On Mon, Mar 18, 2013 at 3:46 AM, Larry Garfield <la...@garfieldtech.com>wrote:

> On 03/14/2013 01:21 PM, Bob Weinand wrote:
>
>> Sharing active memory between processes goes against the "shared nothing"
>>> design of PHP.  The lack of the feature you're describing is itself a
>>> feature. :-)
>>>
>>> If you had real shared memory, then you're now writing a multi-threaded
>>> app.  Even if you aren't using threads per se it's the same level of
>>> potential for spooky action at a distance.  If your problem space really
>>> requires that (and there certainly are those that do), Java or NodeJs will
>>> suit you better because those are built specifically for a
>>> persistent-server model, rather than PHP's shared-nothing design. However,
>>> in practice most PHP/web applications don't need that, because HTTP is a
>>> stateless request/response system.  Shared-nothing more closely models what
>>> the actual environment is doing, and can still be very performant as long
>>> as you don't do anything naive.
>>>
>>> If you're doing something stateful like Web Sockets, then you can run
>>> PHP as a cli application that is its own persistent server rather than as
>>> an Apache add-on.  For that, look at Ratchet: http://socketo.me/
>>>
>>> --Larry Garfield
>>>
>> If PHP should be so restrictive against sharing, why are there extensions
>> like memcached, ...? Someone must have missed this possibility to share
>> rapidly...
>>
>> If I need something like websockets, I use the pthreads extension:
>> perfectly suited for stateful applications.
>>
>> For example: I want to have the database in memory (no, no mysql
>> Memory-tables; this is too slow...) and only do the updates into the
>> database for faster access when most contents are read-only. What are these
>> good reasons against such a feature except it violates the shares-nothing
>> superlative of PHP. (Even if this feature would exist, you can still write
>> PHP without sharing)
>>
>> Bo Weinand
>>
>
> Memcache is out of process.  There are possible race conditions there, but
> FAR fewer and FAR more contained than true multi-threaded environments.
>
> This list has debated the merits of shared-nothing many times before; it
> was a deliberate design decision in the interest of simplifying development
> for the overwhelming majority of users.  If your app is so performance
> sensitive that a memcache lookup is going to bring it to its knees, then
> either you're misusing PHP or you're better off using something other than
> PHP.  (PHP is not the tool for every use case.)
>
> In any event, adding true shared memory to PHP would be nearly impossible
> without completely redesigning the way it interacts with web servers.  The
> alternative is to write your own PHP CLI application that connects to
> sockets itself and runs as a daemon (possibly using the pthreads extention
> as you mention), and cut apache/nginx out of the picture entirely.  If your
> use case calls for that, knock yourself out.  But the "good reasons"

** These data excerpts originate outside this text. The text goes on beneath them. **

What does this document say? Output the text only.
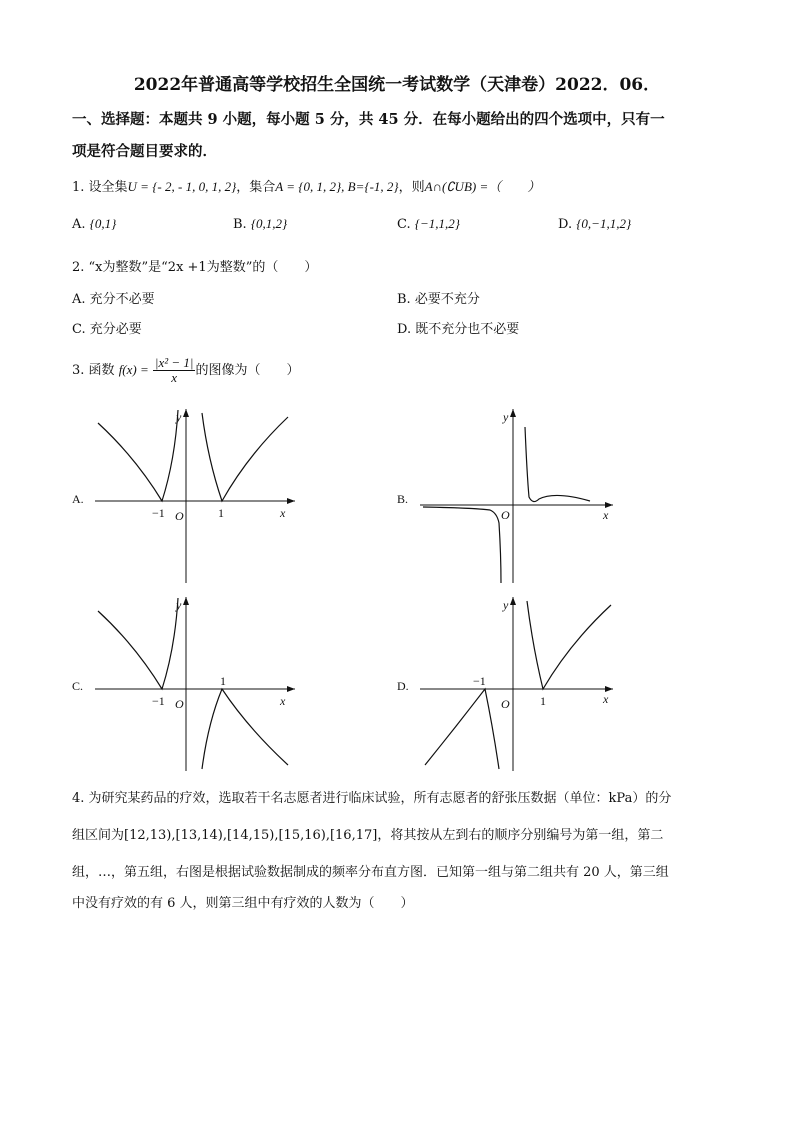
2022年普通高等学校招生全国统一考试数学（天津卷）2022．06．
一、选择题：本题共 9 小题，每小题 5 分，共 45 分．在每小题给出的四个选项中，只有一
项是符合题目要求的．
1. 设全集U = {- 2, - 1, 0, 1, 2}，集合A = {0, 1, 2}, B={-1, 2}，则A∩(∁UB) =（　　）
A. {0,1}	B. {0,1,2}	C. {−1,1,2}	D. {0,−1,1,2}
2. “x为整数”是“2x +1为整数”的（　　）
A. 充分不必要	B. 必要不充分
C. 充分必要	D. 既不充分也不必要
3. 函数 $f(x) = \frac{\text{|x² − 1|}}{x}$ 的图像为（　　）
A.
y
x
O
−1	1
B.
y
x
O
C.
y
x
O
−1
1	D.
y
x
O
−1
1
4. 为研究某药品的疗效，选取若干名志愿者进行临床试验，所有志愿者的舒张压数据（单位：kPa）的分
组区间为[12,13),[13,14),[14,15),[15,16),[16,17]，将其按从左到右的顺序分别编号为第一组，第二
组，…，第五组，右图是根据试验数据制成的频率分布直方图．已知第一组与第二组共有 20 人，第三组
中没有疗效的有 6 人，则第三组中有疗效的人数为（　　）
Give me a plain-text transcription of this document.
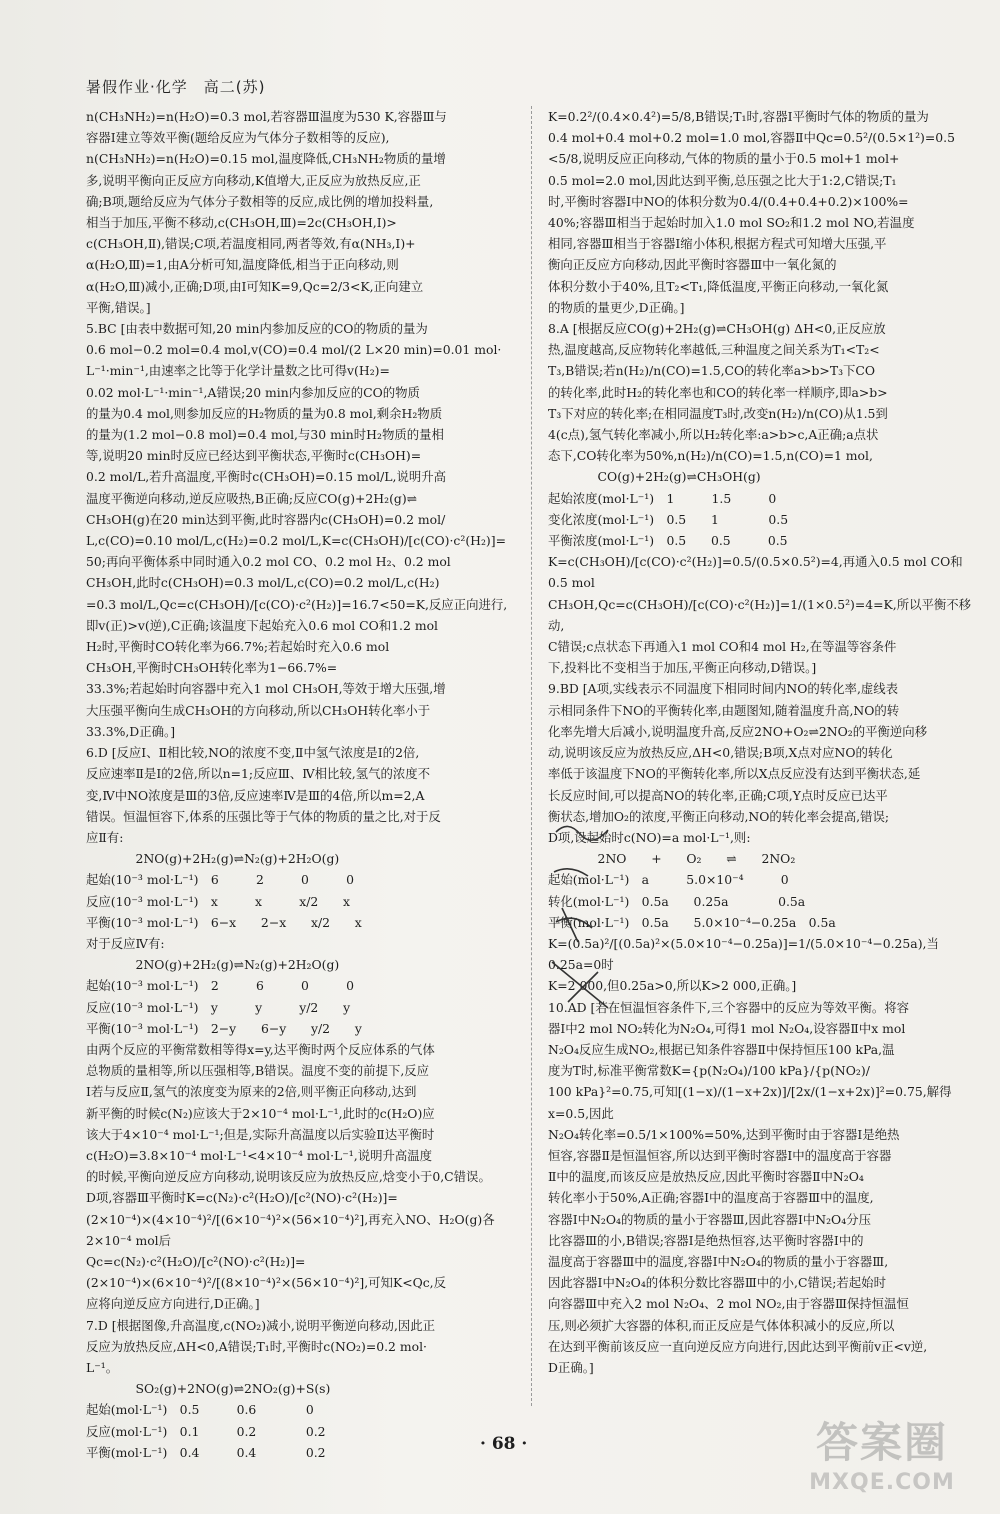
暑假作业·化学　高二(苏)
n(CH₃NH₂)=n(H₂O)=0.3 mol,若容器Ⅲ温度为530 K,容器Ⅲ与
容器Ⅰ建立等效平衡(题给反应为气体分子数相等的反应),
n(CH₃NH₂)=n(H₂O)=0.15 mol,温度降低,CH₃NH₂物质的量增
多,说明平衡向正反应方向移动,K值增大,正反应为放热反应,正
确;B项,题给反应为气体分子数相等的反应,成比例的增加投料量,
相当于加压,平衡不移动,c(CH₃OH,Ⅲ)=2c(CH₃OH,Ⅰ)>
c(CH₃OH,Ⅱ),错误;C项,若温度相同,两者等效,有α(NH₃,Ⅰ)+
α(H₂O,Ⅲ)=1,由A分析可知,温度降低,相当于正向移动,则
α(H₂O,Ⅲ)减小,正确;D项,由Ⅰ可知K=9,Qc=2/3<K,正向建立
平衡,错误。]
5.BC [由表中数据可知,20 min内参加反应的CO的物质的量为
0.6 mol−0.2 mol=0.4 mol,v(CO)=0.4 mol/(2 L×20 min)=0.01 mol·
L⁻¹·min⁻¹,由速率之比等于化学计量数之比可得v(H₂)=
0.02 mol·L⁻¹·min⁻¹,A错误;20 min内参加反应的CO的物质
的量为0.4 mol,则参加反应的H₂物质的量为0.8 mol,剩余H₂物质
的量为(1.2 mol−0.8 mol)=0.4 mol,与30 min时H₂物质的量相
等,说明20 min时反应已经达到平衡状态,平衡时c(CH₃OH)=
0.2 mol/L,若升高温度,平衡时c(CH₃OH)=0.15 mol/L,说明升高
温度平衡逆向移动,逆反应吸热,B正确;反应CO(g)+2H₂(g)⇌
CH₃OH(g)在20 min达到平衡,此时容器内c(CH₃OH)=0.2 mol/
L,c(CO)=0.10 mol/L,c(H₂)=0.2 mol/L,K=c(CH₃OH)/[c(CO)·c²(H₂)]=
50;再向平衡体系中同时通入0.2 mol CO、0.2 mol H₂、0.2 mol
CH₃OH,此时c(CH₃OH)=0.3 mol/L,c(CO)=0.2 mol/L,c(H₂)
=0.3 mol/L,Qc=c(CH₃OH)/[c(CO)·c²(H₂)]=16.7<50=K,反应正向进行,
即v(正)>v(逆),C正确;该温度下起始充入0.6 mol CO和1.2 mol
H₂时,平衡时CO转化率为66.7%;若起始时充入0.6 mol
CH₃OH,平衡时CH₃OH转化率为1−66.7%=
33.3%;若起始时向容器中充入1 mol CH₃OH,等效于增大压强,增
大压强平衡向生成CH₃OH的方向移动,所以CH₃OH转化率小于
33.3%,D正确。]
6.D [反应Ⅰ、Ⅱ相比较,NO的浓度不变,Ⅱ中氢气浓度是Ⅰ的2倍,
反应速率Ⅱ是Ⅰ的2倍,所以n=1;反应Ⅲ、Ⅳ相比较,氢气的浓度不
变,Ⅳ中NO浓度是Ⅲ的3倍,反应速率Ⅳ是Ⅲ的4倍,所以m=2,A
错误。恒温恒容下,体系的压强比等于气体的物质的量之比,对于反
应Ⅱ有:
　　　　2NO(g)+2H₂(g)⇌N₂(g)+2H₂O(g)
起始(10⁻³ mol·L⁻¹)　6　　　2　　　0　　　0
反应(10⁻³ mol·L⁻¹)　x　　　x　　　x/2　　x
平衡(10⁻³ mol·L⁻¹)　6−x　　2−x　　x/2　　x
对于反应Ⅳ有:
　　　　2NO(g)+2H₂(g)⇌N₂(g)+2H₂O(g)
起始(10⁻³ mol·L⁻¹)　2　　　6　　　0　　　0
反应(10⁻³ mol·L⁻¹)　y　　　y　　　y/2　　y
平衡(10⁻³ mol·L⁻¹)　2−y　　6−y　　y/2　　y
由两个反应的平衡常数相等得x=y,达平衡时两个反应体系的气体
总物质的量相等,所以压强相等,B错误。温度不变的前提下,反应
Ⅰ若与反应Ⅱ,氢气的浓度变为原来的2倍,则平衡正向移动,达到
新平衡的时候c(N₂)应该大于2×10⁻⁴ mol·L⁻¹,此时的c(H₂O)应
该大于4×10⁻⁴ mol·L⁻¹;但是,实际升高温度以后实验Ⅱ达平衡时
c(H₂O)=3.8×10⁻⁴ mol·L⁻¹<4×10⁻⁴ mol·L⁻¹,说明升高温度
的时候,平衡向逆反应方向移动,说明该反应为放热反应,焓变小于0,C错误。
D项,容器Ⅲ平衡时K=c(N₂)·c²(H₂O)/[c²(NO)·c²(H₂)]=
(2×10⁻⁴)×(4×10⁻⁴)²/[(6×10⁻⁴)²×(56×10⁻⁴)²],再充入NO、H₂O(g)各2×10⁻⁴ mol后
Qc=c(N₂)·c²(H₂O)/[c²(NO)·c²(H₂)]=(2×10⁻⁴)×(6×10⁻⁴)²/[(8×10⁻⁴)²×(56×10⁻⁴)²],可知K<Qc,反
应将向逆反应方向进行,D正确。]
7.D [根据图像,升高温度,c(NO₂)减小,说明平衡逆向移动,因此正
反应为放热反应,ΔH<0,A错误;T₁时,平衡时c(NO₂)=0.2 mol·
L⁻¹。
　　　　SO₂(g)+2NO(g)⇌2NO₂(g)+S(s)
起始(mol·L⁻¹)　0.5　　　0.6　　　　0
反应(mol·L⁻¹)　0.1　　　0.2　　　　0.2
平衡(mol·L⁻¹)　0.4　　　0.4　　　　0.2
K=0.2²/(0.4×0.4²)=5/8,B错误;T₁时,容器Ⅰ平衡时气体的物质的量为
0.4 mol+0.4 mol+0.2 mol=1.0 mol,容器Ⅱ中Qc=0.5²/(0.5×1²)=0.5
<5/8,说明反应正向移动,气体的物质的量小于0.5 mol+1 mol+
0.5 mol=2.0 mol,因此达到平衡,总压强之比大于1:2,C错误;T₁
时,平衡时容器Ⅰ中NO的体积分数为0.4/(0.4+0.4+0.2)×100%=
40%;容器Ⅲ相当于起始时加入1.0 mol SO₂和1.2 mol NO,若温度
相同,容器Ⅲ相当于容器Ⅰ缩小体积,根据方程式可知增大压强,平
衡向正反应方向移动,因此平衡时容器Ⅲ中一氧化氮的
体积分数小于40%,且T₂<T₁,降低温度,平衡正向移动,一氧化氮
的物质的量更少,D正确。]
8.A [根据反应CO(g)+2H₂(g)⇌CH₃OH(g) ΔH<0,正反应放
热,温度越高,反应物转化率越低,三种温度之间关系为T₁<T₂<
T₃,B错误;若n(H₂)/n(CO)=1.5,CO的转化率a>b>T₃下CO
的转化率,此时H₂的转化率也和CO的转化率一样顺序,即a>b>
T₃下对应的转化率;在相同温度T₃时,改变n(H₂)/n(CO)从1.5到
4(c点),氢气转化率减小,所以H₂转化率:a>b>c,A正确;a点状
态下,CO转化率为50%,n(H₂)/n(CO)=1.5,n(CO)=1 mol,
　　　　CO(g)+2H₂(g)⇌CH₃OH(g)
起始浓度(mol·L⁻¹)　1　　　1.5　　　0
变化浓度(mol·L⁻¹)　0.5　　1　　　　0.5
平衡浓度(mol·L⁻¹)　0.5　　0.5　　　0.5
K=c(CH₃OH)/[c(CO)·c²(H₂)]=0.5/(0.5×0.5²)=4,再通入0.5 mol CO和0.5 mol
CH₃OH,Qc=c(CH₃OH)/[c(CO)·c²(H₂)]=1/(1×0.5²)=4=K,所以平衡不移动,
C错误;c点状态下再通入1 mol CO和4 mol H₂,在等温等容条件
下,投料比不变相当于加压,平衡正向移动,D错误。]
9.BD [A项,实线表示不同温度下相同时间内NO的转化率,虚线表
示相同条件下NO的平衡转化率,由题图知,随着温度升高,NO的转
化率先增大后减小,说明温度升高,反应2NO+O₂⇌2NO₂的平衡逆向移
动,说明该反应为放热反应,ΔH<0,错误;B项,X点对应NO的转化
率低于该温度下NO的平衡转化率,所以X点反应没有达到平衡状态,延
长反应时间,可以提高NO的转化率,正确;C项,Y点时反应已达平
衡状态,增加O₂的浓度,平衡正向移动,NO的转化率会提高,错误;
D项,设起始时c(NO)=a mol·L⁻¹,则:
　　　　2NO　　+　　O₂　　⇌　　2NO₂
起始(mol·L⁻¹)　a　　　5.0×10⁻⁴　　　0
转化(mol·L⁻¹)　0.5a　　0.25a　　　　0.5a
平衡(mol·L⁻¹)　0.5a　　5.0×10⁻⁴−0.25a　0.5a
K=(0.5a)²/[(0.5a)²×(5.0×10⁻⁴−0.25a)]=1/(5.0×10⁻⁴−0.25a),当0.25a=0时
K=2 000,但0.25a>0,所以K>2 000,正确。]
10.AD [若在恒温恒容条件下,三个容器中的反应为等效平衡。将容
器Ⅰ中2 mol NO₂转化为N₂O₄,可得1 mol N₂O₄,设容器Ⅱ中x mol
N₂O₄反应生成NO₂,根据已知条件容器Ⅱ中保持恒压100 kPa,温
度为T时,标准平衡常数K={p(N₂O₄)/100 kPa}/{p(NO₂)/
100 kPa}²=0.75,可知[(1−x)/(1−x+2x)]/[2x/(1−x+2x)]²=0.75,解得x=0.5,因此
N₂O₄转化率=0.5/1×100%=50%,达到平衡时由于容器Ⅰ是绝热
恒容,容器Ⅱ是恒温恒容,所以达到平衡时容器Ⅰ中的温度高于容器
Ⅱ中的温度,而该反应是放热反应,因此平衡时容器Ⅱ中N₂O₄
转化率小于50%,A正确;容器Ⅰ中的温度高于容器Ⅲ中的温度,
容器Ⅰ中N₂O₄的物质的量小于容器Ⅲ,因此容器Ⅰ中N₂O₄分压
比容器Ⅲ的小,B错误;容器Ⅰ是绝热恒容,达平衡时容器Ⅰ中的
温度高于容器Ⅲ中的温度,容器Ⅰ中N₂O₄的物质的量小于容器Ⅲ,
因此容器Ⅰ中N₂O₄的体积分数比容器Ⅲ中的小,C错误;若起始时
向容器Ⅲ中充入2 mol N₂O₄、2 mol NO₂,由于容器Ⅲ保持恒温恒
压,则必须扩大容器的体积,而正反应是气体体积减小的反应,所以
在达到平衡前该反应一直向逆反应方向进行,因此达到平衡前v正<v逆,
D正确。]
· 68 ·	答案圈
MXQE.COM
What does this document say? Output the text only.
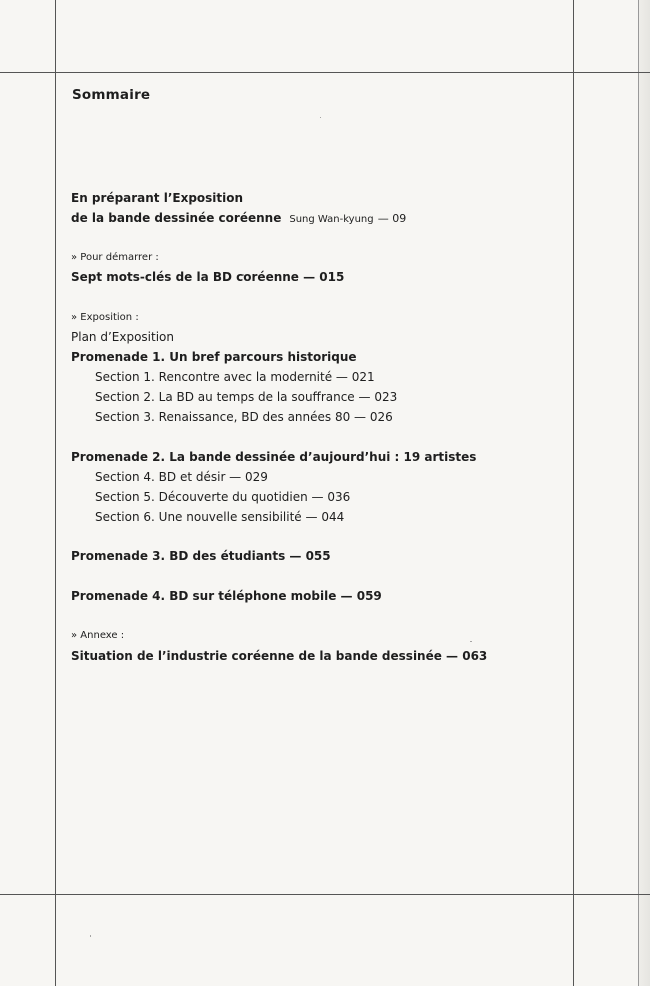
Sommaire
En préparant l’Exposition
de la bande dessinée coréenne Sung Wan-kyung — 09
» Pour démarrer :
Sept mots-clés de la BD coréenne — 015
» Exposition :
Plan d’Exposition
Promenade 1. Un bref parcours historique
Section 1. Rencontre avec la modernité — 021
Section 2. La BD au temps de la souffrance — 023
Section 3. Renaissance, BD des années 80 — 026
Promenade 2. La bande dessinée d’aujourd’hui : 19 artistes
Section 4. BD et désir — 029
Section 5. Découverte du quotidien — 036
Section 6. Une nouvelle sensibilité — 044
Promenade 3. BD des étudiants — 055
Promenade 4. BD sur téléphone mobile — 059
» Annexe :
Situation de l’industrie coréenne de la bande dessinée — 063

> against adding such a feature is that it would require rewriting everything
> and rearchitecting the entire Apache SAPI, which is not happening any time
> soon.
>
> --Larry Garfield
>
>
I don't see why you would need to cut out apache/nginx. I would set up the
server just like you (Larry) describe, with socket & pthreads, but it would
be far more easier to just create a simple php file inside your
apache/nginx directory. Use something like mod_rewrite to redirect all urls
to this php file. In this file, connect to the application server, send the
request data ($_GET, $_POST, etc) to the application server, and pass all
data retrieved from the application server back to the user.
And there you go, you have an application server.